Kita membaca, tapi tidak memahami.
Dan saat kita tak memahami, kita pun kehilangan kendali atas makna yang kita terima.
Keterampilan menulis tumbuh seiring dengan kemampuan membaca yang matang.
Menulis bukan soal panjang-pendeknya kalimat, tapi sejauh mana kita bisa menyusun makna.
Setiap paragraf adalah keputusan.
Setiap kata adalah arah.
Menulis bukan sekadar menyelesaikan atau menggugurkan tugas, tapi melatih berpikir tertib dan jernih.
Karena sejatinya, menulis adalah bentuk berpikir paling jujur. Tapi keterampilan menulis saja belum cukup.

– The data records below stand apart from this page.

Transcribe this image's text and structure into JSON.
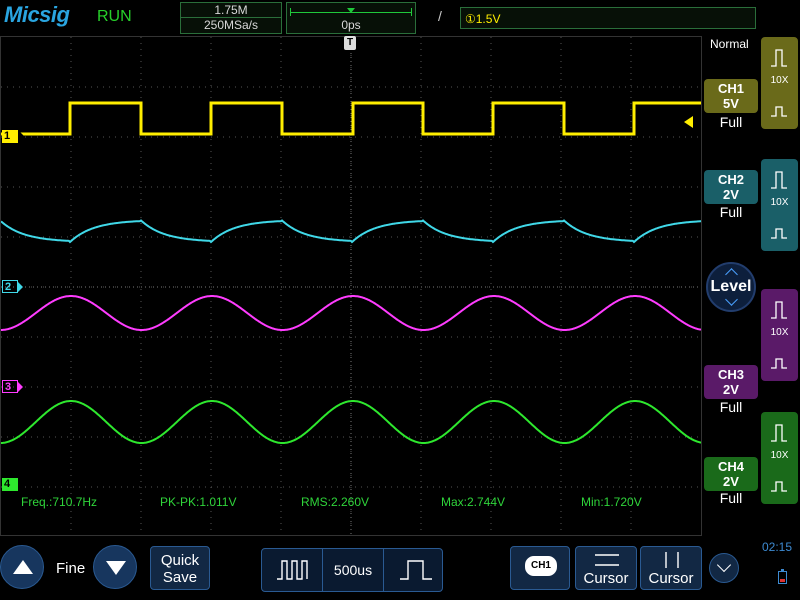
{
  "header": {
    "brand": "Micsig",
    "run_state": "RUN",
    "memory_depth": "1.75M",
    "sample_rate": "250MSa/s",
    "time_offset": "0ps",
    "trigger_edge_symbol": "/",
    "trigger_level": "①1.5V",
    "acquire_mode": "Normal"
  },
  "channels": [
    {
      "id": "1",
      "label": "CH1",
      "scale": "5V",
      "coupling": "Full",
      "probe": "10X",
      "color": "#ffee00",
      "tile_color": "#77771f",
      "label_bg": "#77771f"
    },
    {
      "id": "2",
      "label": "CH2",
      "scale": "2V",
      "coupling": "Full",
      "probe": "10X",
      "color": "#40d8e8",
      "tile_color": "#1f6f78",
      "label_bg": "#1f6f78"
    },
    {
      "id": "3",
      "label": "CH3",
      "scale": "2V",
      "coupling": "Full",
      "probe": "10X",
      "color": "#ff3cff",
      "tile_color": "#6f1f78",
      "label_bg": "#6f1f78"
    },
    {
      "id": "4",
      "label": "CH4",
      "scale": "2V",
      "coupling": "Full",
      "probe": "10X",
      "color": "#2ee82e",
      "tile_color": "#1f7a1f",
      "label_bg": "#1f7a1f"
    }
  ],
  "measurements": {
    "freq": "Freq.:710.7Hz",
    "pkpk": "PK-PK:1.011V",
    "rms": "RMS:2.260V",
    "max": "Max:2.744V",
    "min": "Min:1.720V"
  },
  "side": {
    "level_label": "Level"
  },
  "bottom": {
    "fine_label": "Fine",
    "quick_save_line1": "Quick",
    "quick_save_line2": "Save",
    "timebase": "500us",
    "ch_badge": "CH1",
    "cursor_a": "Cursor",
    "cursor_b": "Cursor",
    "clock": "02:15"
  },
  "icons": [
    "up-arrow-icon",
    "down-arrow-icon",
    "pulse-icon",
    "chevron-down-icon",
    "battery-icon",
    "level-knob-icon"
  ]
}
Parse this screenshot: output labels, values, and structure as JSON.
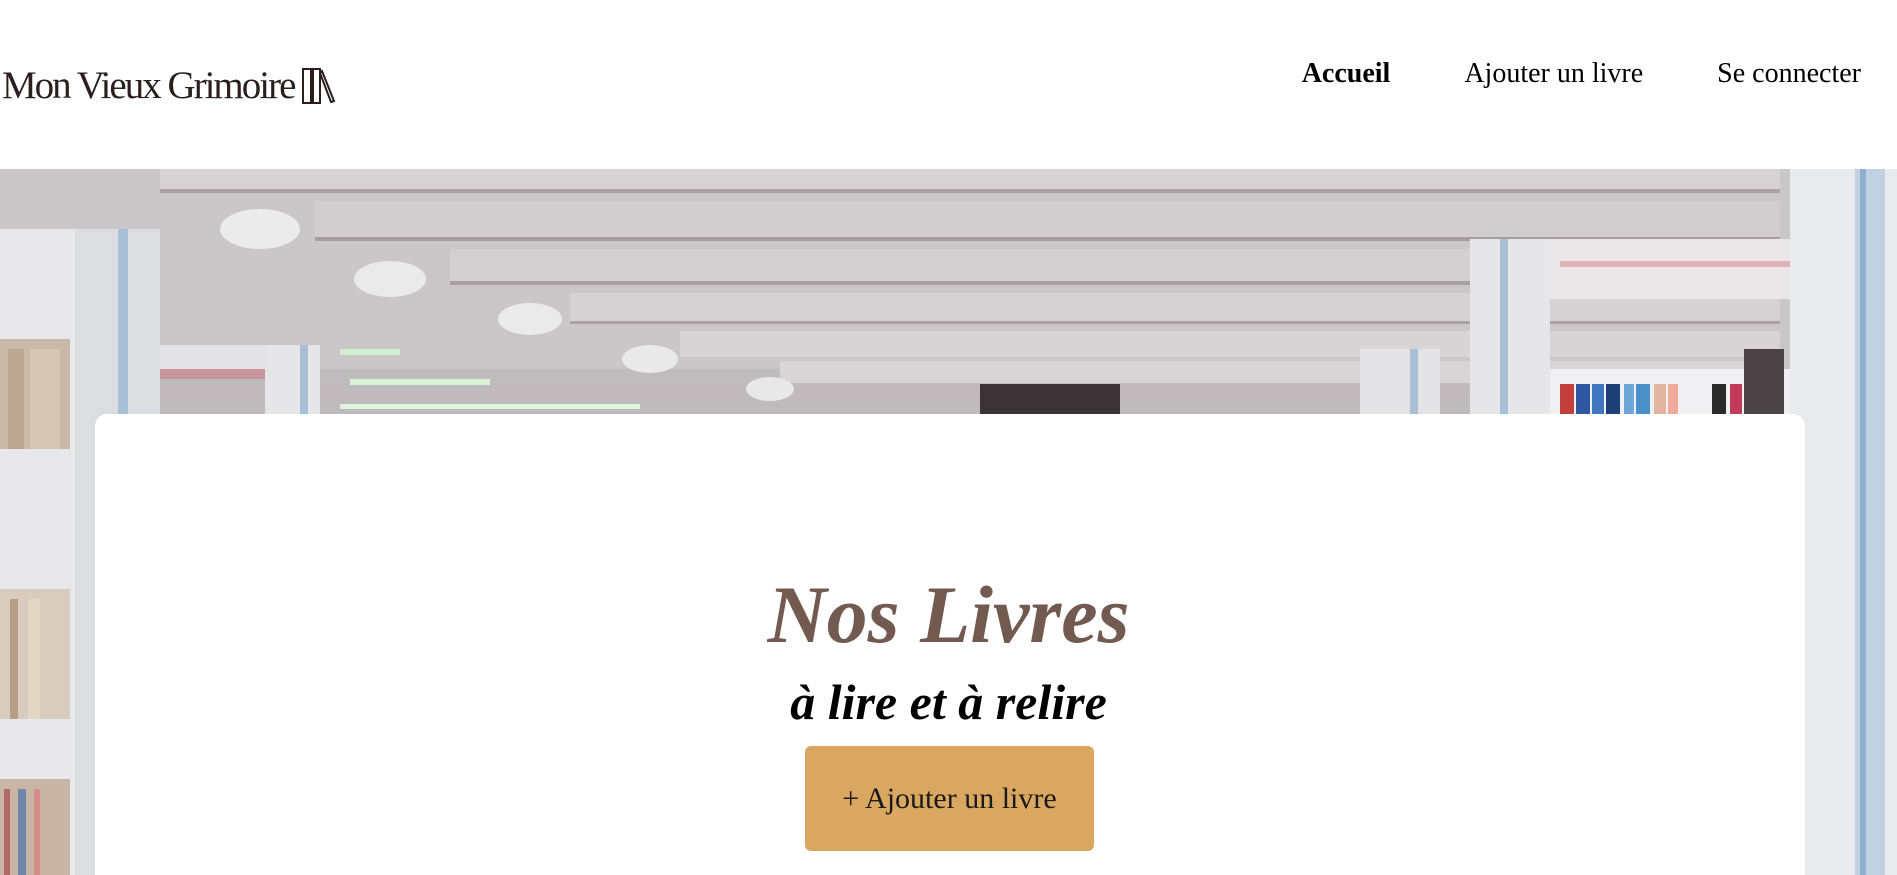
{
  "header": {
    "logo_text": "Mon Vieux Grimoire",
    "logo_icon": "books-icon",
    "nav": [
      {
        "label": "Accueil",
        "active": true
      },
      {
        "label": "Ajouter un livre",
        "active": false
      },
      {
        "label": "Se connecter",
        "active": false
      }
    ]
  },
  "hero": {
    "image": "library-shelves-photo"
  },
  "main": {
    "title": "Nos Livres",
    "subtitle": "à lire et à relire",
    "add_button_label": "+ Ajouter un livre"
  },
  "colors": {
    "title": "#735a50",
    "button": "#d9a75f",
    "logo": "#2a1f1d"
  }
}
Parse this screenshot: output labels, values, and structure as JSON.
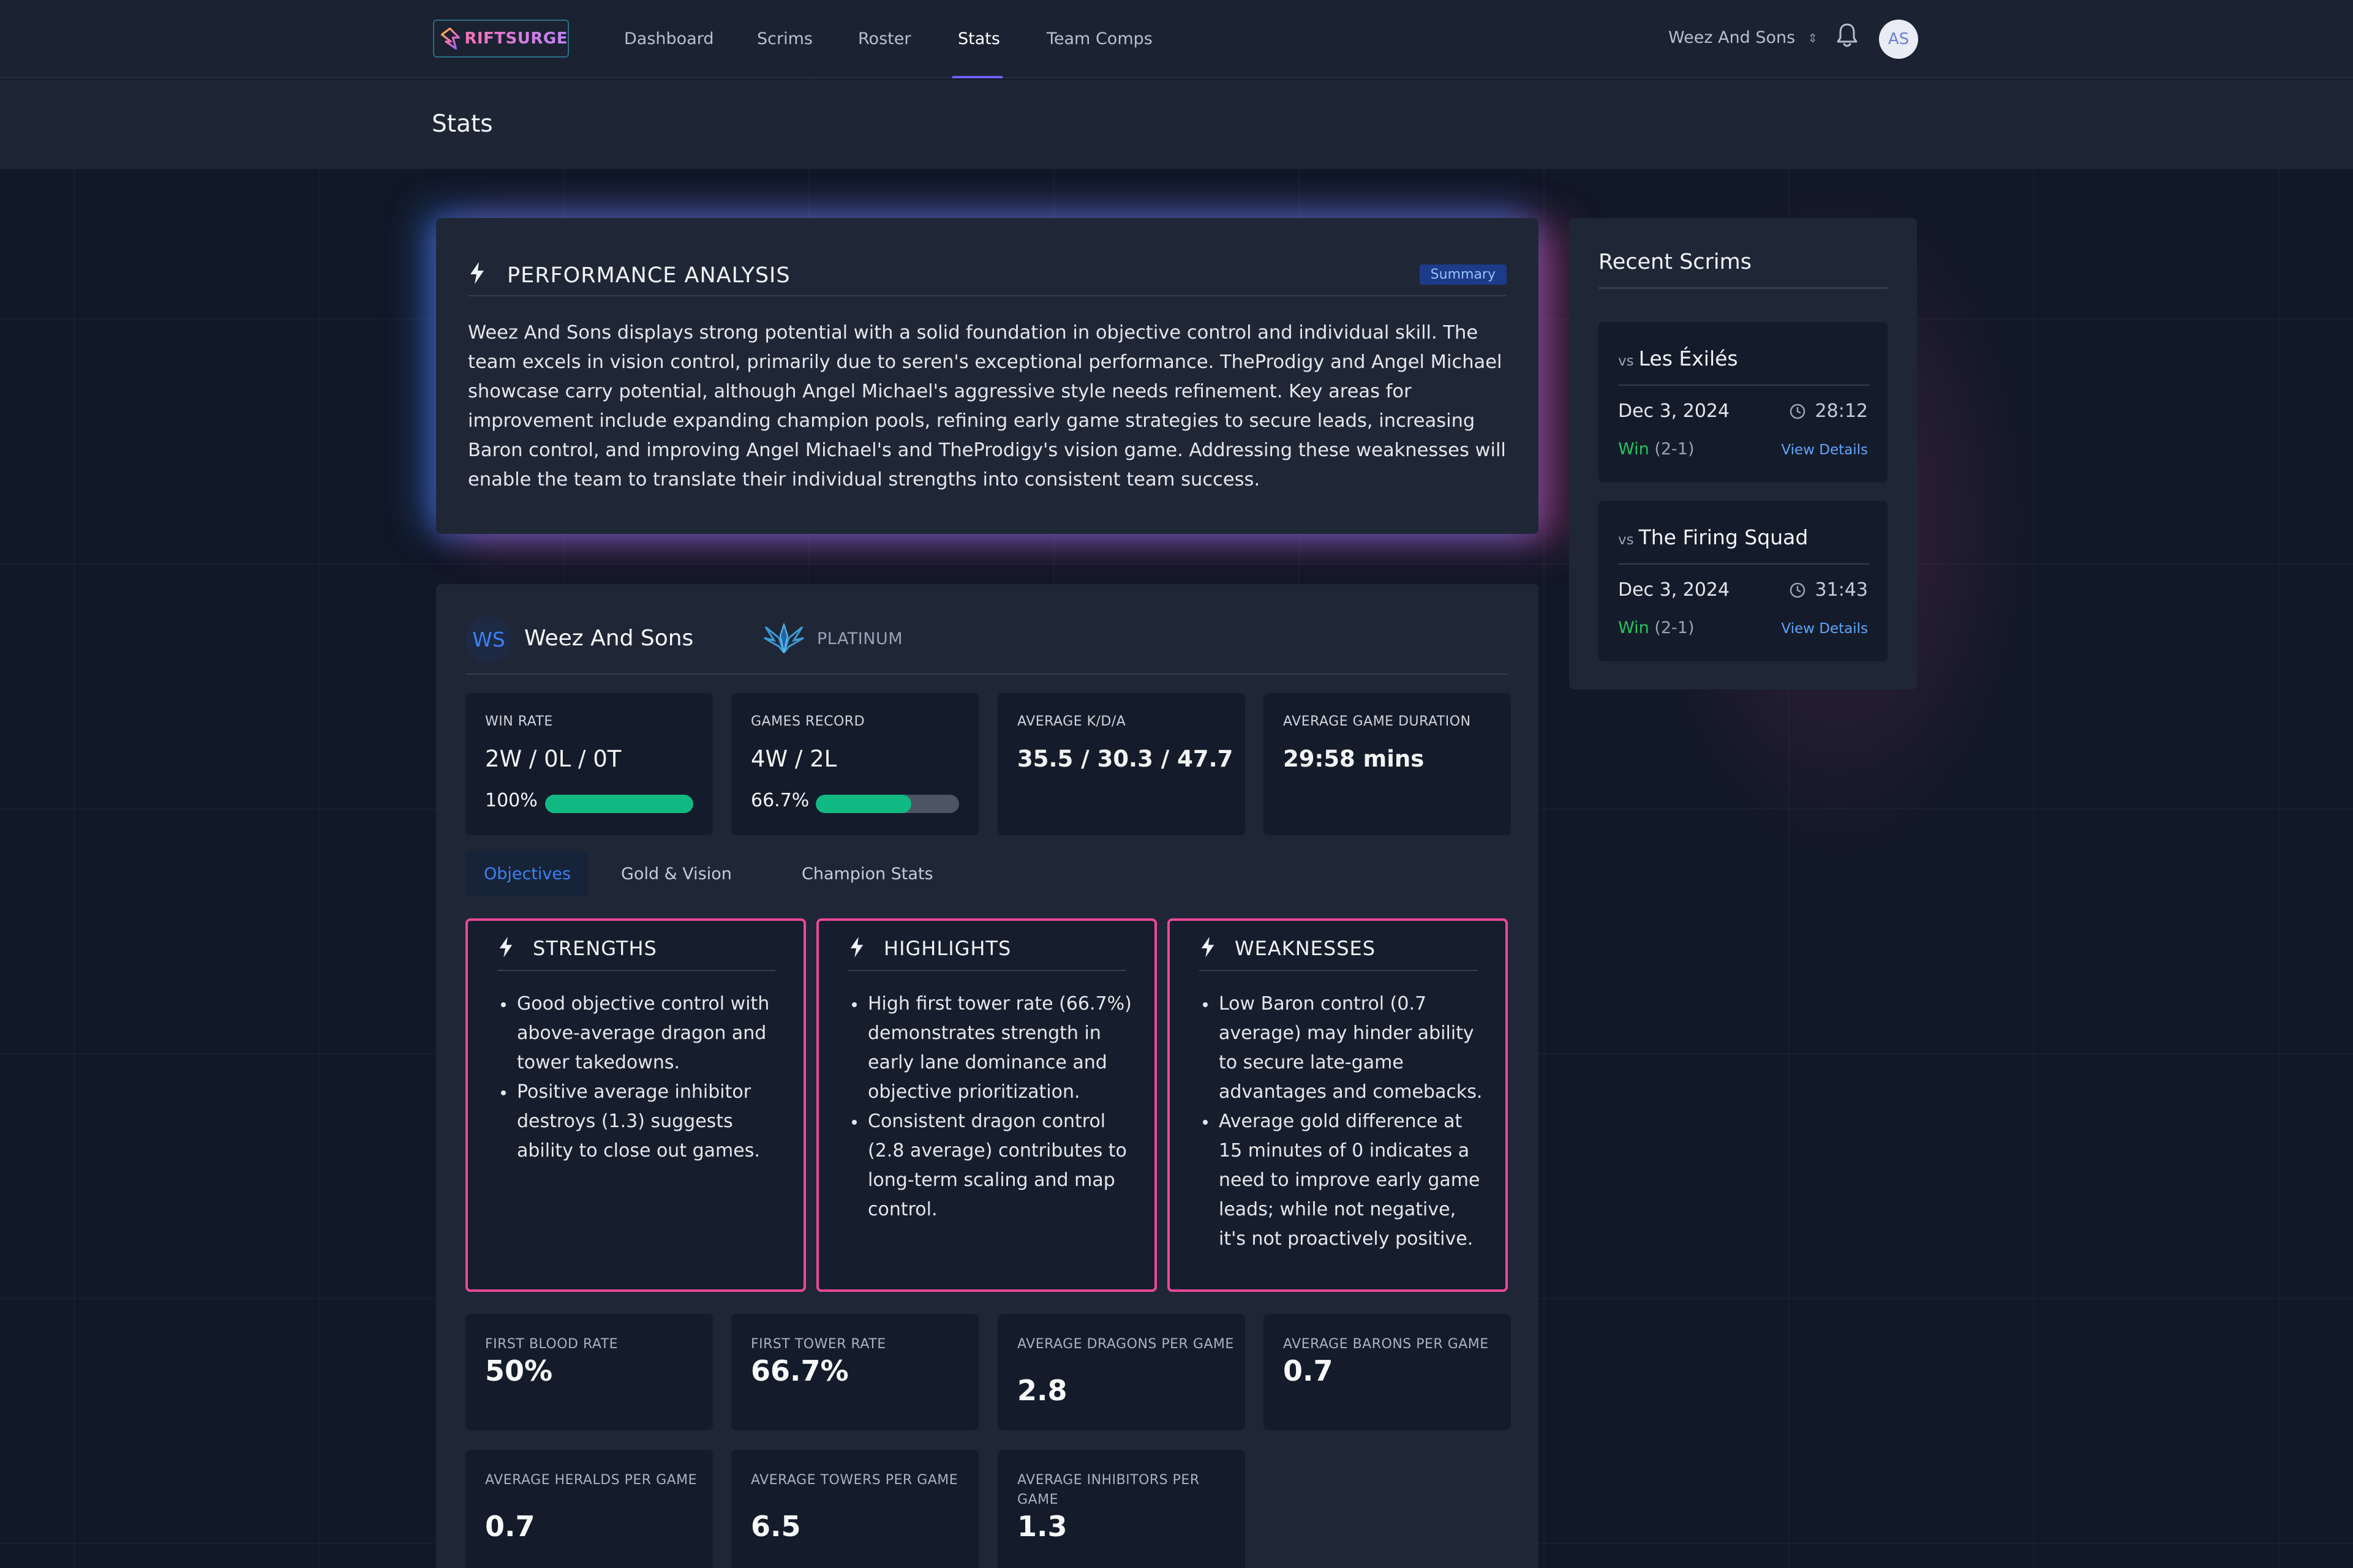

Dalam komunikasi, ada sisi lain yang tak kalah penting: berbicara --- dan yang lebih sulit lagi, menyimak.
Lalu bagaimana dengan keterampilan berbicara dan menyimak?
Menyampaikan ide bukan hanya soal keberanian, tapi juga struktur logika, pilihan kata, dan kepekaan terhadap audiens.
Berbicara dengan literasi berarti berbicara dengan tanggung jawab --- bukan untuk menang debat, tapi untuk menjembatani pikiran.
Namun berbicara yang baik harus diimbangi dengan keterampilan yang sering disepelekan: menyimak.
Menyimak bukan sekadar mendengarkan.
Ia menuntut perhatian, empati, dan kesabaran.
Dari menyimak, kita belajar untuk tidak buru-buru menghakimi.
Dari menyimak, kita belajar membaca makna yang tak tertulis.
Keterampilan ini yang sepertinya mulai pudar dari kebiasaan hidup kita sekarang.
Semua lebih senang bicara, tapi sedikit yang mau menyimak.
Jangankan menyimak, mendengarkan saja tidak.
Padahal, dalam diam pun ada kebijaksanaan.
Kita bicara, tapi tidak tahu kapan harus diam.
Literasi bukan hanya soal menyuarakan isi hati, tapi juga soal merawat ruang sunyi yang penuh makna.